Saturday, May 9, 2015

Reading the Old Testament with the Magic Eye

Do you remember those Magic Eye posters that were popular in the 90's? They appeared as meaningless patterns, swirls and mis-matched colors broken into un-understandable gibberish. You could stare all day at a corner of the poster, labeling each pixel by color and position, and never have any idea what they were about. Yet if you stood back, and allowed your focus to shift- suddenly an image would take form. What appeared meaningly and random now revealed intention, design.

I think we often read the Old Testament in isolated parts, and expect each part to stand alone- most obvious in our reading of the conquest of Canaan. We expect to see God fully visible in every second, to have our reason, our understanding fully appeased in every episode of His workings. Yet we read of a God who sometimes relents of destruction, but who other times requires it. We read of a God who forgives some sins quickly, and yet brings just punishment down on others. If we read the Old Testament as isolated parts, we are tempted to see a capricious God, a whimsical God, an unmeasured and dangerous God.

And indeed He is dangerous, as C.S. Lewis well portrays. And He does act differently in different times, this is true. Yet His plans have purpose, purpose only visible when we step back and allow our vision to widen and to shift.

To step back, we must read scripture in context. We must understand what happens throughout the bible- not that God is fully revealed in each moment, but progressively through different and building revelations of Himself over time. These specific narratives only make sense as part of a greater story, He is not capricious, or whimsical, or unmeasured. His work is intentional, each moment a determined step towards an intentional determined end- that of calling His people back to Himself.

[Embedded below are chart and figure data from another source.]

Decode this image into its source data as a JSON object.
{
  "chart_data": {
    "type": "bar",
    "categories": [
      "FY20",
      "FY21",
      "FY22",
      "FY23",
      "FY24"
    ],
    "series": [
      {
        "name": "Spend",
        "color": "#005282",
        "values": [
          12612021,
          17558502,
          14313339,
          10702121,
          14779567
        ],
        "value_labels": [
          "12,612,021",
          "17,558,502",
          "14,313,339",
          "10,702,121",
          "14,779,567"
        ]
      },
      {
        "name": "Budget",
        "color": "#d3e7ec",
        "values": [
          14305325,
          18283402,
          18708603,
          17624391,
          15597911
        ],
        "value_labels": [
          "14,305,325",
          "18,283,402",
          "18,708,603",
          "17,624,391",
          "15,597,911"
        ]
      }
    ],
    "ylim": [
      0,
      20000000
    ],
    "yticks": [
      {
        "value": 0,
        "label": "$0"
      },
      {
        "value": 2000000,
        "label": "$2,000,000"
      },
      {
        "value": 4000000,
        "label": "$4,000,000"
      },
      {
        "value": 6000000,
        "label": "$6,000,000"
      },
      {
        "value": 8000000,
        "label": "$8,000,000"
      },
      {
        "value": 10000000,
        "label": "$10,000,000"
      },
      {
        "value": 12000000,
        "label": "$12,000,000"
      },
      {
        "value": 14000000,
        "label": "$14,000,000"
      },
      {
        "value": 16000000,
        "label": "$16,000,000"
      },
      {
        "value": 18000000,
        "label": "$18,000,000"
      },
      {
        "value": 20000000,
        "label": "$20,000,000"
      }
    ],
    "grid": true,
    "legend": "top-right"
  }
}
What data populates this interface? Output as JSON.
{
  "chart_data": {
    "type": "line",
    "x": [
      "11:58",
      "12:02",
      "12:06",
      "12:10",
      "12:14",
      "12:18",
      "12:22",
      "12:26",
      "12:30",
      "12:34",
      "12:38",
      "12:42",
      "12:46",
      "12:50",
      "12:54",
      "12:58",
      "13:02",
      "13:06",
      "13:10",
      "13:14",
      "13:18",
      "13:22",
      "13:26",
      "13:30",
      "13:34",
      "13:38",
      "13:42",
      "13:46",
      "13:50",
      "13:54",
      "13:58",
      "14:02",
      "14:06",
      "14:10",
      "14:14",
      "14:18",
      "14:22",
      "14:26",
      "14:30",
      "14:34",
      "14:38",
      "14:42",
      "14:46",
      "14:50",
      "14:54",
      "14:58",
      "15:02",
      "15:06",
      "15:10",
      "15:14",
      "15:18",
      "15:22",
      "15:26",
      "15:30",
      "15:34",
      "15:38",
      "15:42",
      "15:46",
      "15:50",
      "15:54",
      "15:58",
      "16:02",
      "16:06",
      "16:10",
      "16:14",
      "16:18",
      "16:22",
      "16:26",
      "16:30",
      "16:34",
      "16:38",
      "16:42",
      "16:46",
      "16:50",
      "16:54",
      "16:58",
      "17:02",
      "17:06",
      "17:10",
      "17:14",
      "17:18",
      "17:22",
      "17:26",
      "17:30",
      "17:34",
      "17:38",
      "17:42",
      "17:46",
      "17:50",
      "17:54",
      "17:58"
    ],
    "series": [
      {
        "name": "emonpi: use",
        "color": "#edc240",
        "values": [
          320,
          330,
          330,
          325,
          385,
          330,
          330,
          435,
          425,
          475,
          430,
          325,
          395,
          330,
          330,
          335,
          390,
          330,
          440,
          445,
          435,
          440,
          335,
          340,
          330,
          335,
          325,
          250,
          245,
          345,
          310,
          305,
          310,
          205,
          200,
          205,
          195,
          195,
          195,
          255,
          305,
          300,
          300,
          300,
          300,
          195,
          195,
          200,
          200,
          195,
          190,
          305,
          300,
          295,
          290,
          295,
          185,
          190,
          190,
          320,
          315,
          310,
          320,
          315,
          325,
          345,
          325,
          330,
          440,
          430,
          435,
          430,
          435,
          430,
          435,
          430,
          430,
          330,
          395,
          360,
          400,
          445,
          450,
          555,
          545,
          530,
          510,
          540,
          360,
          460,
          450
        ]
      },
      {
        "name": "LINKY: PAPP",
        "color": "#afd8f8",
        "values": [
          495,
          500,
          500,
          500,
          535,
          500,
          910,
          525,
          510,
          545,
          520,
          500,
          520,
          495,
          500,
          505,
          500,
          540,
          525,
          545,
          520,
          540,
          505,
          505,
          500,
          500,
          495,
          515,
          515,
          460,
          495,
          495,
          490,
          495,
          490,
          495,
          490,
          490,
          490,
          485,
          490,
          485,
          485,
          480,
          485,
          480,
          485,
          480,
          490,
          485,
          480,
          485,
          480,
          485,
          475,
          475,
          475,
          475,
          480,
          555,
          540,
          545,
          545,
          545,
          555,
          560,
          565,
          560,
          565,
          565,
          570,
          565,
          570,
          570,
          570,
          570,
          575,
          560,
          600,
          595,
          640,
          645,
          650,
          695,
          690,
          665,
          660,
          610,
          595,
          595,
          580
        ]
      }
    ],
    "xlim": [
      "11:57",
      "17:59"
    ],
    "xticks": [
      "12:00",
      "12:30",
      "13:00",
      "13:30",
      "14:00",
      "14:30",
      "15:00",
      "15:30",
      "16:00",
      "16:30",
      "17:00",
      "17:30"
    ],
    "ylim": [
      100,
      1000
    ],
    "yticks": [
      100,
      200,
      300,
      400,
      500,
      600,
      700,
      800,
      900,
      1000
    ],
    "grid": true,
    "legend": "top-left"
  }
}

Yet to step back is not enough. To see the story of God clearly, to understand His plan, there must be a shift in our focus. We must shift from being ones who seek to figure God out, to those who submit to Him. We must change from fearful caution against being fooled, to loving trust for a God who's plan is larger, grander, and more wonderful than any we could understant. This is a shift of focus only possible in Christ, for there we find the grander end, the plan that makes all the steps worthwhile. There we find a God who is trustworthy, whether we understand or not. From this position, then, we begin to truly understand the scope of God's redemptive story, and the role that each particular part plays in the whole.